Nanodroplet drug carriers triggered by ultrasound


Monday, 24 June, 2024


Nanodroplet drug carriers triggered by ultrasound

Whether a drug is swallowed, injected, inhaled or absorbed through the skin, it ultimately diffuses to most parts of the body, including those where it isn’t needed — or where it even might cause harm. But what if the delivery could be targeted at exactly the right spot? Scientists from The University of Utah have been perfecting a method that does just that, with their results published in the journal Frontiers in Molecular Biosciences.

“Here we show a method to deliver drugs to specific areas of the body where they are needed,” said Matthew G Wilson, the study’s first author. “We do so using ultrasound waves, which trigger drug release from circulating nanocarriers when focused on the target.

“We developed a method to produce stable nanocarriers repeatably, and identified ultrasound parameters that can activate them.”

The nanocarriers are minuscule droplets, between 470 and 550 nm across, with a hollow outer shell composed of polymer molecules. These polymers have two distinct ends: a hydrophilic one, which mixes well with watery solutions like blood and which faces outward, and a hydrophobic one that doesn’t mix with water and which faces inwards.

Within the shell is an inner core of hydrophobic perfluorocarbons — molecules that consist mostly of fluorine and carbon, and which are mixed with an equally hydrophobic drug of interest. The shells keep the cores apart, preventing them from coalescing into a single droplet, and form a barrier against the immune system. The effect is much like mayonnaise, where proteins from eggs form droplets of encapsulated oils, where otherwise the oil and water would separate completely.

To release the drug, the researchers played back an ultrasound — a sound wave with a frequency beyond the upper limit of human hearing — of 300 or 900 kHz. The beam of ultrasound can be steered across three dimensions, to focus on a desired area within the body that is only a few millimetres across. The ultrasound is thought to cause the perfluorocarbons to expand, stretching out the droplet’s shell and making it more permeable to the drug, which then diffuses out to the organs, tissues or cells where it is required.

The researchers compared the efficiency of delivery of a representative drug (the anaesthetic and sedative propofol) between three different perfluorocarbons: perfluoropentane (PFP), decafluoropentane (DFP) and perfluorooctylbromide (PFOB). The ultrasound was delivered to the nanodroplets in vitro, in 60 pulses of 100 ms over one minute. The results showed that the balance between stability of the nanodroplets and the efficiency of delivery was optimal for PFOB cores.

“Previous studies have focused on perfluorocarbons with low boiling points — usually lower than the human body temperature,” Wilson said. “We found that droplets with a PFOB core, which has a boiling point of 142°C, are much more stable over time.

“Despite its high boiling point, PFOB can achieve similar levels of drug release when low-frequency ultrasound of 300 kHz is applied. The ultrasound frequency turned out to be a critical factor in our study.”

To test for safety, the researchers injected a single long-tailed macaque with six doses of PFOB-based nanodroplets at one-week intervals, and monitored the evolution of a range of blood biomarkers for liver, kidney and immune response function. This experiment showed that the nanodroplets were well tolerated, with no detectable side effects. These experiments will need to be replicated in microdosing or phase 1 trials on human volunteers.

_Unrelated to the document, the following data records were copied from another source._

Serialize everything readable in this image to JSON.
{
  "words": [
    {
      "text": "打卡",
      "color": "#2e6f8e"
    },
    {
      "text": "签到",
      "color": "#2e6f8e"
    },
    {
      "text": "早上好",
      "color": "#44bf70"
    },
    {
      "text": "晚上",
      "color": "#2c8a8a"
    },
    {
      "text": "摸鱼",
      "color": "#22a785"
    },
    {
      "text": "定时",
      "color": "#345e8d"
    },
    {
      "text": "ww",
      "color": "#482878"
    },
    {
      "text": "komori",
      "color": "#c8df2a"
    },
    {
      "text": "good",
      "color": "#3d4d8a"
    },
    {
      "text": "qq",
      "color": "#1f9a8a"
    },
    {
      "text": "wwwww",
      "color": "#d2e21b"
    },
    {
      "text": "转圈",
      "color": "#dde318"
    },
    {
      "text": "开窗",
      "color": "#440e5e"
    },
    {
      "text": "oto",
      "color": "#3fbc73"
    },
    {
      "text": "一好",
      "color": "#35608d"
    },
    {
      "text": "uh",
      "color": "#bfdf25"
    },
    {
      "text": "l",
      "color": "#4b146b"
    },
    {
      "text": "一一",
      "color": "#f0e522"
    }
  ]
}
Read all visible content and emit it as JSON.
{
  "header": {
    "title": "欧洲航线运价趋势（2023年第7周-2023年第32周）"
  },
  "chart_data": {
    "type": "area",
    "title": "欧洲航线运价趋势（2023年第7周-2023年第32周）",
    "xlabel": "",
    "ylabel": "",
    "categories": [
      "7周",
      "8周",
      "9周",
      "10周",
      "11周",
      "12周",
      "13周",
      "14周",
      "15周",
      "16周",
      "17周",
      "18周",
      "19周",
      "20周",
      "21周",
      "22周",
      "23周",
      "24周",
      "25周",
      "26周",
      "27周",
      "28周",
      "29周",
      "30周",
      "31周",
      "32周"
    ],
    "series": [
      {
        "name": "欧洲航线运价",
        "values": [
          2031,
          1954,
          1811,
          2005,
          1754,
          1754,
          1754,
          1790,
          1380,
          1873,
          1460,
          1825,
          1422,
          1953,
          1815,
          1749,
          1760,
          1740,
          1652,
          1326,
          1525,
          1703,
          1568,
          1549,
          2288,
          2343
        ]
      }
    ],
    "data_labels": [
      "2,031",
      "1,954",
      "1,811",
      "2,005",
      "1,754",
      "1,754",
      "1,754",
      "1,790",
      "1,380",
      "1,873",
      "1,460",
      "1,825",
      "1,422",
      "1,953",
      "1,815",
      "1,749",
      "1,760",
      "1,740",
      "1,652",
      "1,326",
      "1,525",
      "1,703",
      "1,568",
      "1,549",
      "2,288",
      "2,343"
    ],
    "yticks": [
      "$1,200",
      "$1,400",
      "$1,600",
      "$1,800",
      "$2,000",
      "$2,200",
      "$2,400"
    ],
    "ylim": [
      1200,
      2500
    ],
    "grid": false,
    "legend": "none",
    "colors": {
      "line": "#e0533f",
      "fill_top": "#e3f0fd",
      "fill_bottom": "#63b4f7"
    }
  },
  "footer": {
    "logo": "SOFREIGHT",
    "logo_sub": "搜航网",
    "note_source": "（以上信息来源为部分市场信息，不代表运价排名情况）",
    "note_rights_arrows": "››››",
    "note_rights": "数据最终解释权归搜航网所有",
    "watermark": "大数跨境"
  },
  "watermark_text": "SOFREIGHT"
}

By releasing the drug at exactly the desired spot in the body, this allows the total dose to be dramatically lower, which should minimise side effects. Furthermore, said senior author Assistant Professor Jan Kubanek, the method can be applied to a variety of conditions depending on the drug used.

“For psychiatric applications, localised delivery of propofol could be used as a diagnostic tool to identify brain regions causally involved in disorders for individual patients. For more lasting treatment, ketamine delivery could be a potent method to rewire neural circuits,” he concluded.